Once the food has been taken care of, we can start to consider the much more interesting part of the Medieval world. Nobility, cities, settlements, and wilderness.
- France population in 1AD was 5.5 million. In 1226 it was 16 million (height of Medieval times) source
- Byzantine Empire in 300AD was 17 million. In 1204 it was 9 million. source
- Interesting Mail thread about food yields
- Villages were where everyone lived. Few people lived on their own farms. This is known as the Open Field System
- This city video explains several core ideas behind why cities are where they are in relation to eachother
- The concept of Central Place Theory is related to the aforementioned video
- Population-Area Relationship for Medieval European Cities
- "Paper Maps" of Medieval Cities
- Other Paper Maps of Paris and Exeter
- More info about distances between cities.
City & Town Info
Cities and Towns were fairly rare and significantly smaller than what we consider them as today. Towns were glorified trading posts, with a few ammenities. All forms of specializations occured in these settlements.
- Towns are generally 10 miles ± 1 from each other. This was so that a villager on the far side of a town could travel to-and-from the Town within a single day
- Cities are generally much further apart. According to the Central Place Theory, you would see cities no closer than 20-30 miles away from each other. The upper bound is much more difficult to determine, but between 30-70 miles apart is a safe bet.
- Cities placement is predominantly due to resource placement. Fertile land, rivers, mountains (ore & mining), and ocean access (among other things).
- Other factors in city placement included socio-economic factors. For instance, towns in California were situated 12 miles apart - the distance a Rail Crew could maintain. Cities were 60 miles apart - the distance a steam car could travel before running out of fuel.
- Historically, walls were built to protect against invasion. Walls are a good indication of how large cities used to be
- Paris has had several walls throughout history. During 1250, the walls created an area roughly 1 Mile² with a population of 80,000.
- Bologna, Italy had an area within its walls of 1.60 miles around year 1300. You can measure this on Google Maps
- Cologne, with an urban population of 20,000 - 40,000 had an area of 4 kilometers²
- The population of the biggest city in the world has fluctuated greatly through history.
Villages radiated outward from Towns and Cities. Generally, the population ranged from 50 to 1000 people in a village (more than that would be a town).
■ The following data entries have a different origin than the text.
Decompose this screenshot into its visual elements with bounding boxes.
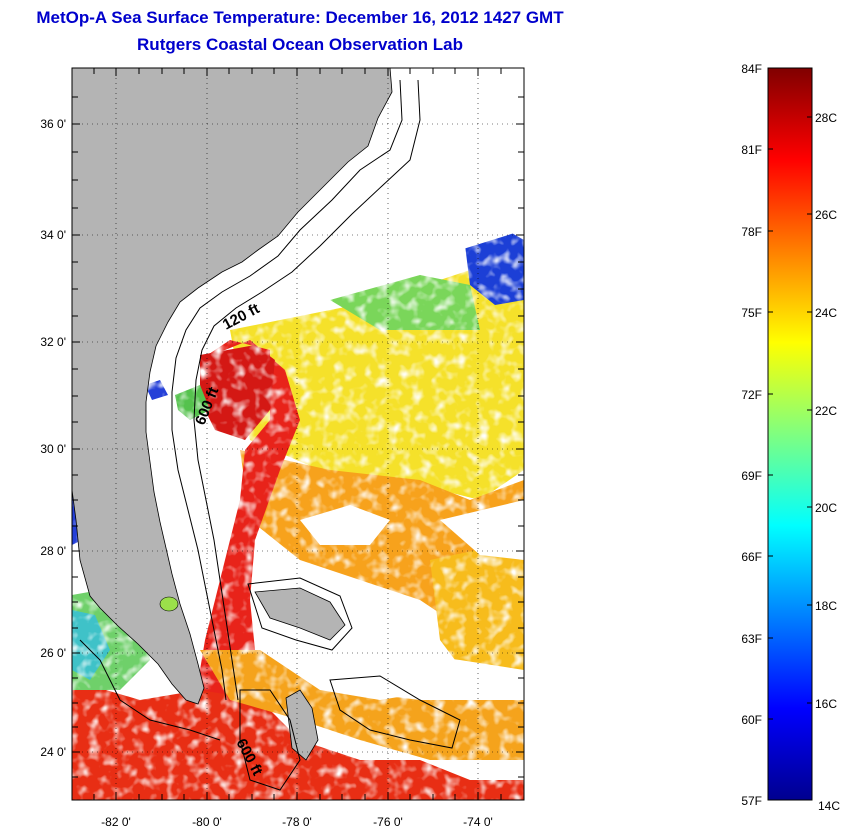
bottom-ticks bbox=[93, 792, 502, 800]
colorbar: 84F 81F 78F 75F 72F 69F 66F 63F 60F 57F … bbox=[741, 62, 840, 813]
colorbar-ticks bbox=[768, 67, 812, 801]
cb-label-57f: 57F bbox=[741, 794, 762, 808]
cb-label-69f: 69F bbox=[741, 469, 762, 483]
cb-label-14c: 14C bbox=[818, 799, 840, 813]
colorbar-c-ticks bbox=[807, 116, 812, 801]
bahamas-andros bbox=[285, 689, 319, 761]
left-ticks bbox=[72, 96, 80, 778]
contour-little-bahama bbox=[247, 577, 353, 651]
cloud-band-south bbox=[300, 640, 524, 700]
cb-label-18c: 18C bbox=[815, 599, 837, 613]
us-coast-landmass bbox=[72, 68, 393, 705]
cb-label-63f: 63F bbox=[741, 632, 762, 646]
lat-label-26: 26 0' bbox=[40, 646, 66, 660]
colorbar-fahrenheit-labels: 84F 81F 78F 75F 72F 69F 66F 63F 60F 57F bbox=[741, 62, 762, 808]
cb-label-75f: 75F bbox=[741, 306, 762, 320]
cb-label-66f: 66F bbox=[741, 550, 762, 564]
top-ticks bbox=[93, 68, 502, 76]
lat-label-30: 30 0' bbox=[40, 442, 66, 456]
cb-label-72f: 72F bbox=[741, 388, 762, 402]
cb-label-26c: 26C bbox=[815, 208, 837, 222]
bathymetry-contours bbox=[79, 79, 461, 791]
cb-label-20c: 20C bbox=[815, 501, 837, 515]
lon-label-78: -78 0' bbox=[282, 815, 312, 829]
lat-axis-labels: 36 0' 34 0' 32 0' 30 0' 28 0' 26 0' 24 0… bbox=[40, 117, 66, 759]
cb-label-84f: 84F bbox=[741, 62, 762, 76]
lon-label-74: -74 0' bbox=[463, 815, 493, 829]
cb-label-81f: 81F bbox=[741, 143, 762, 157]
contour-120ft bbox=[171, 79, 403, 701]
map-subtitle: Rutgers Coastal Ocean Observation Lab bbox=[137, 35, 463, 54]
lat-label-28: 28 0' bbox=[40, 544, 66, 558]
lat-label-24: 24 0' bbox=[40, 745, 66, 759]
contour-bahamas-east bbox=[329, 675, 461, 749]
lon-label-80: -80 0' bbox=[192, 815, 222, 829]
colorbar-f-ticks bbox=[768, 67, 773, 801]
cb-label-16c: 16C bbox=[815, 697, 837, 711]
lon-axis-labels: -82 0' -80 0' -78 0' -76 0' -74 0' bbox=[101, 815, 493, 829]
cb-label-78f: 78F bbox=[741, 225, 762, 239]
colorbar-gradient bbox=[767, 67, 813, 801]
map-title: MetOp-A Sea Surface Temperature: Decembe… bbox=[36, 8, 564, 27]
contour-600ft bbox=[193, 79, 421, 701]
cloud-band-east bbox=[440, 500, 524, 560]
contour-bank-south bbox=[239, 689, 301, 791]
cb-label-60f: 60F bbox=[741, 713, 762, 727]
cb-label-28c: 28C bbox=[815, 111, 837, 125]
graticule bbox=[72, 68, 524, 800]
axis-ticks bbox=[72, 68, 524, 800]
lon-label-76: -76 0' bbox=[373, 815, 403, 829]
lat-label-34: 34 0' bbox=[40, 228, 66, 242]
lake-okeechobee bbox=[159, 596, 179, 612]
bahamas-grand-bahama bbox=[254, 587, 346, 641]
lat-label-36: 36 0' bbox=[40, 117, 66, 131]
map-frame bbox=[71, 67, 525, 801]
contour-florida-shelf bbox=[79, 639, 221, 741]
lon-label-82: -82 0' bbox=[101, 815, 131, 829]
map-panel: 120 ft 600 ft 600 ft bbox=[72, 68, 524, 800]
right-ticks bbox=[516, 96, 524, 778]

- Villages ranged from 50 to 1000 people on average
- The closer to a town, the denser and more populated a Village would be
- Villages ranged from 0.5 to 3 miles away from each other -- they were quite common
- Villages did not often have that many ammenities. Maybe a mill for grain, but not much beyond that
- Most of the people in a Village were landless peasants
- Most of the land in the nearby village was owned by a single person (Their Demesne).
- 22% owned between 22 - 32 acres of land
- 31% of the people owned between 12 and 16 acres of land
- 45% of the people owned less than 3 acres of land
Of the land owners:
Unfortunately for us, common Fantasy Tropes cause all of our analysis to go out the window. Right off the bat, you have several things that render common medieval life obsolete:
- The Fireball spell would burn all towns it touches to the ground
- Several spells render Castles and Walls obsolete
- Magic in and of itself would lend the society to become much more "Industrial" quicker
- Availability of flight and invisibility would render most common defenses ineffective
- A good discussion on this topic.
With all of that said, we don't need to worry about it and we can just hand-wave it away. Its not important to dwell on these, since we're telling a fantastical story. There are several other tropes that make this irrelevant -- chief among them is "Fantasy" worlds are typically stuck in Medieval times forever anyway, without any technological advancement.